12 Eylül 1980 öncesi meydana gelen sağ-sol olaylarından dolayı Türkçülüğü ve Türk Milliyetçiliyle tanınan, vatansever bir arkadaşımın amcasının oğlu polis tarafından gözaltına alınmış, birkaç gün tutuklu kaldıktan sonra mahkeme tarafından suçsuz bulunarak serbest bırakılmış. Lakin polis tarafından “sakıncalıdır” diyerek fişlemiş.

Bu gelişmelerden kimsenin bilgisi olmadığı için arkadaşım herkese yapmak ve üniformasını giymek nasip olmayan askerlik görevini on sekiz ay olarak yaptı ve teskere aldıktan bir müddet sonra polis olmak için müracaatta bulundu.

Sınav günü geldi arkadaşım sınava girdi ve çok sevinçli bir şekilde çıkarak mülakatta sorulan soruların hepsini bildiğini, askerden önce amatör olarak futbol oynadığı için spor alanını da rahat geçeceğini söyleyerek, “artık ben polisim” dedi.

Arkadaşım mülakat sonuçlarının açıklanmasını büyük bir heyecanla beklerken “Niyet halisse, akıbet gerçektedir” sözünde olduğu gibi yayınlanan listede mülakatı kaybedenler arasında yer aldı.

Neden böyle beklemediğimiz sonuç ortaya çıktı anlam veremedik ve arkadaşım itiraz etti.

İtiraz çerçevesinde Kırşehir Emniyet Müdürlüğü tarafından arkadaşıma verilen cevap “Yaptığımız tahkikatlarda amcanızın oğlunun 12 Eylül 1980 öncesi olaylarında gözaltına alındığını ve ‘T.C. Devleti için sakıncalı kişi’ olarak fişlendiğinin ortaya çıktığından dolayı kendisinin de sakıncalı olabileceği düşüncesiyle polislik mülakat sınavında elediklerini” söylediler.

Anadolu’da boş yere dememişler “Al sana bir kaya, nerene dayarsan daya!” diye.

Ülkemizde hainlerin kahraman, kahramanların hain ilan edildiği günümüzde, bir insanın vatansever, Türkçü ve Türk Milliyetçisi olması çok büyük bir suç ki “

“Devlet için sakıncalıdır.” diye fişlemişler.

Oysa arkadaşımın amcasının oğlu günümüz siyasetçilerin ve bürokratların çocukları ve yakınları gibi çürük raporu alarak veya bedelli askerlik yaparak askerlikten kaçmamış “Peygamber ocağı” dediğimiz asker ocağına giderek şerefli elbiseyi giyerek, yirmi ay askerlik yapmıştır.

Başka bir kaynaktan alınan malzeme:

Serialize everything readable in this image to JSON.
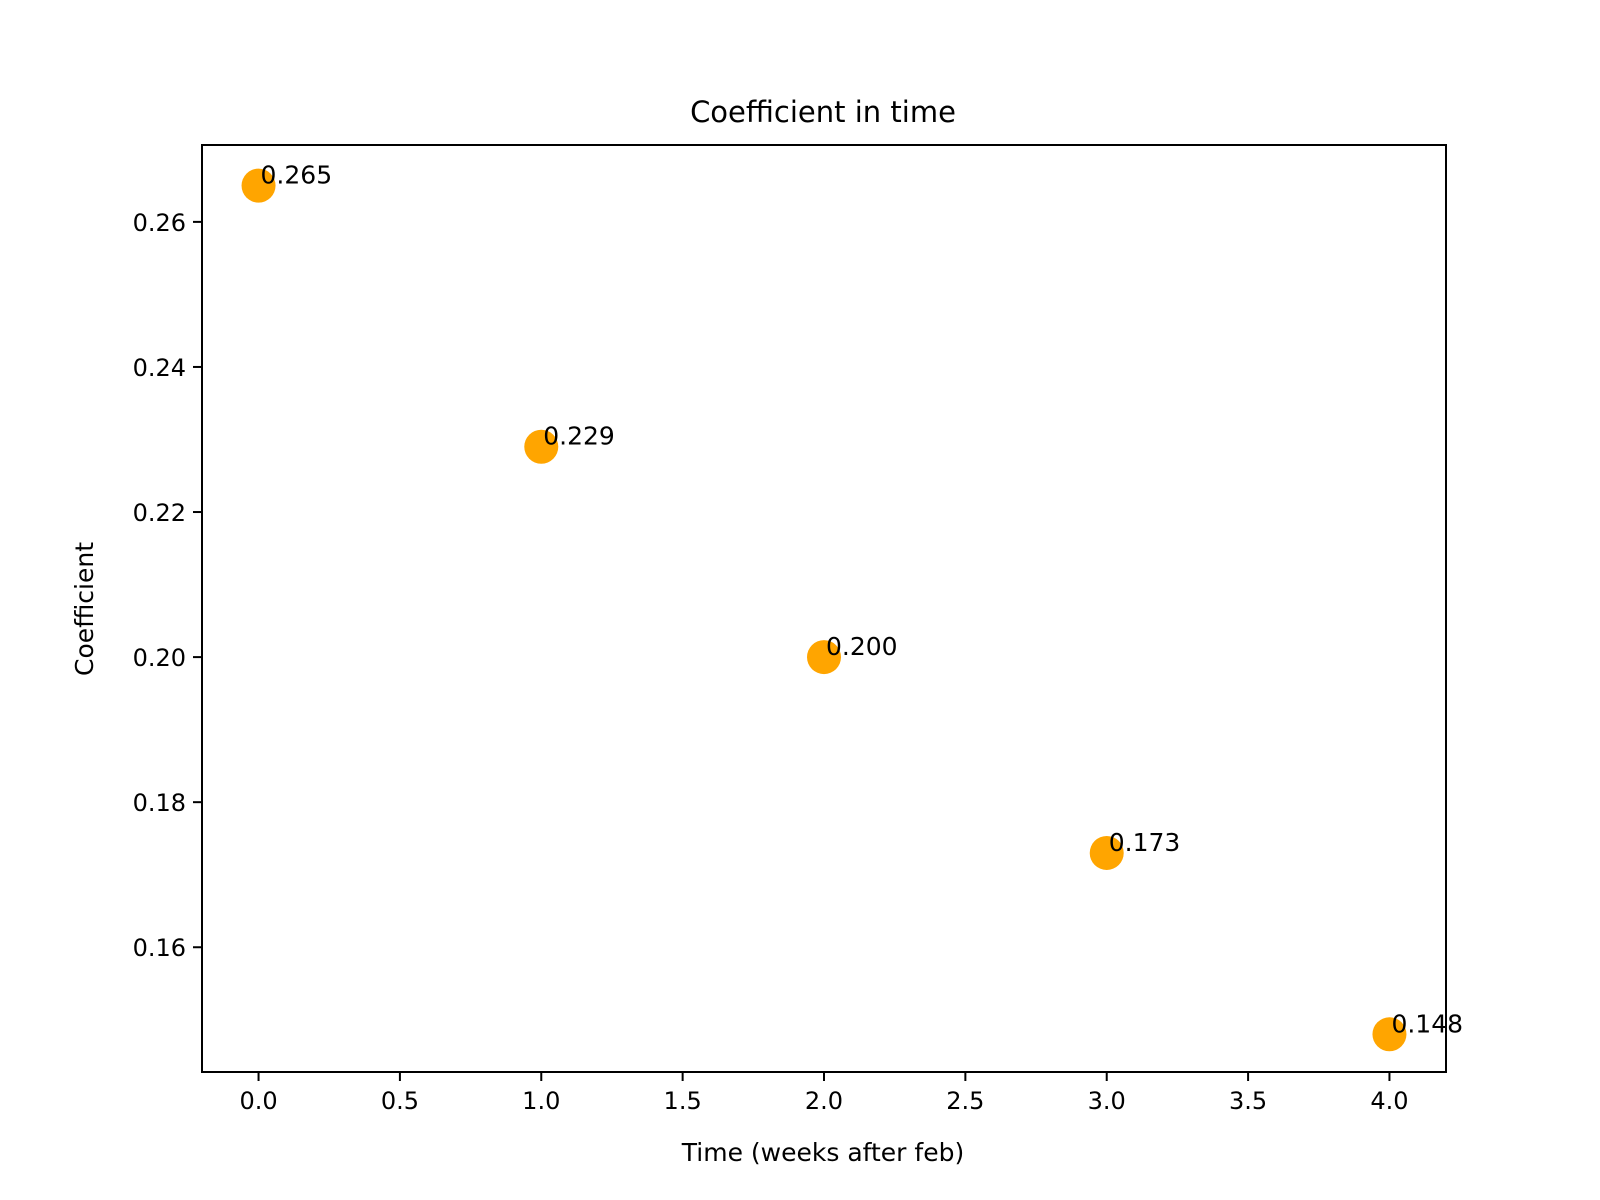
{
  "chart_data": {
    "type": "scatter",
    "title": "Coefficient in time",
    "xlabel": "Time (weeks after feb)",
    "ylabel": "Coefficient",
    "xlim": [
      -0.2,
      4.2
    ],
    "ylim": [
      0.1428,
      0.2706
    ],
    "xticks": [
      "0.0",
      "0.5",
      "1.0",
      "1.5",
      "2.0",
      "2.5",
      "3.0",
      "3.5",
      "4.0"
    ],
    "yticks": [
      "0.16",
      "0.18",
      "0.20",
      "0.22",
      "0.24",
      "0.26"
    ],
    "grid": false,
    "marker_color": "#ffa500",
    "points": [
      {
        "x": 0,
        "y": 0.265,
        "label": "0.265"
      },
      {
        "x": 1,
        "y": 0.229,
        "label": "0.229"
      },
      {
        "x": 2,
        "y": 0.2,
        "label": "0.200"
      },
      {
        "x": 3,
        "y": 0.173,
        "label": "0.173"
      },
      {
        "x": 4,
        "y": 0.148,
        "label": "0.148"
      }
    ]
  }
}
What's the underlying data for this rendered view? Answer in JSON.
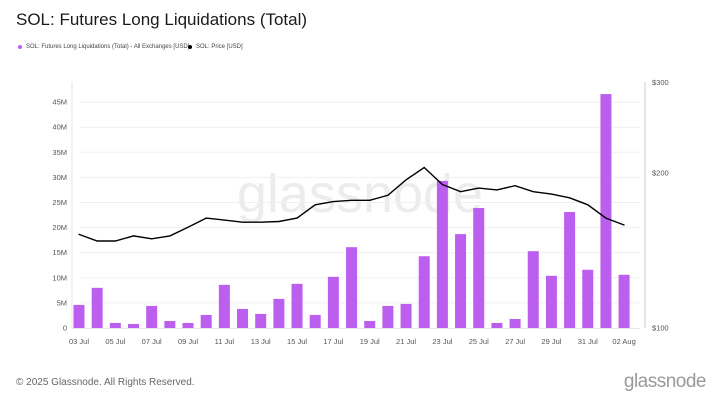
{
  "chart_data": {
    "type": "bar",
    "title": "SOL: Futures Long Liquidations (Total)",
    "legend": [
      "SOL: Futures Long Liquidations (Total) - All Exchanges [USD]",
      "SOL: Price [USD]"
    ],
    "legend_position": "top-left",
    "grid": true,
    "categories": [
      "03 Jul",
      "04 Jul",
      "05 Jul",
      "06 Jul",
      "07 Jul",
      "08 Jul",
      "09 Jul",
      "10 Jul",
      "11 Jul",
      "12 Jul",
      "13 Jul",
      "14 Jul",
      "15 Jul",
      "16 Jul",
      "17 Jul",
      "18 Jul",
      "19 Jul",
      "20 Jul",
      "21 Jul",
      "22 Jul",
      "23 Jul",
      "24 Jul",
      "25 Jul",
      "26 Jul",
      "27 Jul",
      "28 Jul",
      "29 Jul",
      "30 Jul",
      "31 Jul",
      "01 Aug",
      "02 Aug"
    ],
    "x_tick_labels": [
      "03 Jul",
      "05 Jul",
      "07 Jul",
      "09 Jul",
      "11 Jul",
      "13 Jul",
      "15 Jul",
      "17 Jul",
      "19 Jul",
      "21 Jul",
      "23 Jul",
      "25 Jul",
      "27 Jul",
      "29 Jul",
      "31 Jul",
      "02 Aug"
    ],
    "series": [
      {
        "name": "SOL: Futures Long Liquidations (Total) - All Exchanges [USD]",
        "type": "bar",
        "axis": "left",
        "color": "#bd5fee",
        "values": [
          4600000.0,
          8000000.0,
          1000000.0,
          800000.0,
          4400000.0,
          1400000.0,
          1000000.0,
          2600000.0,
          8600000.0,
          3800000.0,
          2800000.0,
          5800000.0,
          8800000.0,
          2600000.0,
          10200000.0,
          16100000.0,
          1400000.0,
          4400000.0,
          4800000.0,
          14300000.0,
          29300000.0,
          18700000.0,
          23900000.0,
          1000000.0,
          1800000.0,
          15300000.0,
          10400000.0,
          23100000.0,
          11600000.0,
          46600000.0,
          10600000.0
        ]
      },
      {
        "name": "SOL: Price [USD]",
        "type": "line",
        "axis": "right",
        "color": "#000000",
        "values": [
          152,
          147.6,
          147.6,
          151,
          149,
          151,
          157,
          163.5,
          162,
          160.5,
          160.5,
          161,
          163.5,
          173.5,
          176,
          177,
          177,
          181,
          194,
          205,
          190,
          184,
          187,
          185.5,
          189,
          184,
          182,
          179,
          173.5,
          163.5,
          158.5
        ]
      }
    ],
    "y_left": {
      "ylim": [
        0,
        50000000
      ],
      "ticks": [
        0,
        5000000,
        10000000,
        15000000,
        20000000,
        25000000,
        30000000,
        35000000,
        40000000,
        45000000
      ],
      "tick_labels": [
        "0",
        "5M",
        "10M",
        "15M",
        "20M",
        "25M",
        "30M",
        "35M",
        "40M",
        "45M"
      ]
    },
    "y_right": {
      "scale": "log",
      "ylim": [
        100,
        300
      ],
      "tick_labels": [
        "$100",
        "$200",
        "$300"
      ],
      "ticks": [
        100,
        200,
        300
      ]
    }
  },
  "footer": {
    "copyright": "© 2025 Glassnode. All Rights Reserved.",
    "logo": "glassnode",
    "watermark": "glassnode"
  }
}
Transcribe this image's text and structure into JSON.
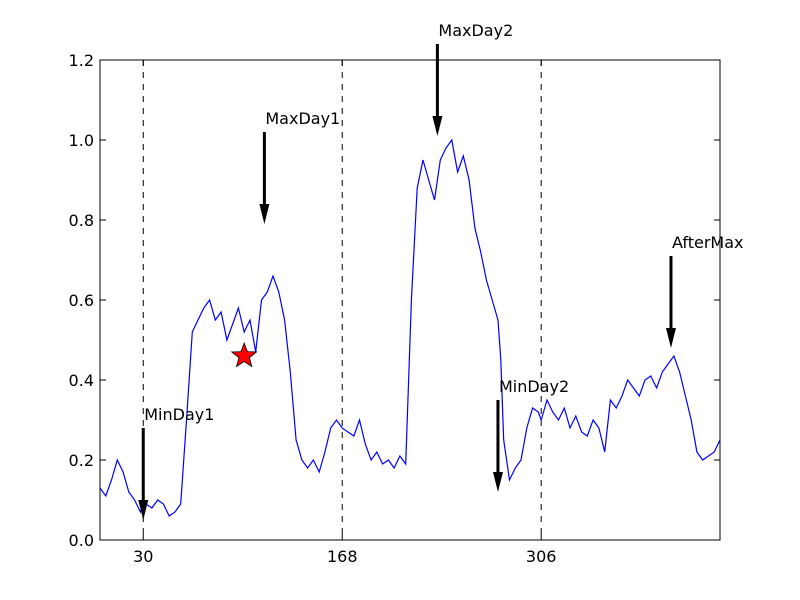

Asker ocağına giderek şerefle, gururla, onurla asker elbisesi giymek ve askerlik yapmak her annenin ve babanın oğluna nasip olmaz. Nasip olması için şerefli olmak, vatanı sevmek gerekir.

Gelelim günümüze…

Üzücü ama gerçek olan bir şey var ki o da maalesef ülkemizde bazı şeyler doğru düzgün gitmiyor. Kanun, nizam, eşitlik ve adalet tam anlamıyla işlemiyor. Siyasi çıkar uğruna, menfaat uğruna, at izi, it izi birbirine karıştı, hainler kahraman, kahramanlar hain oluyor ne yazık ki!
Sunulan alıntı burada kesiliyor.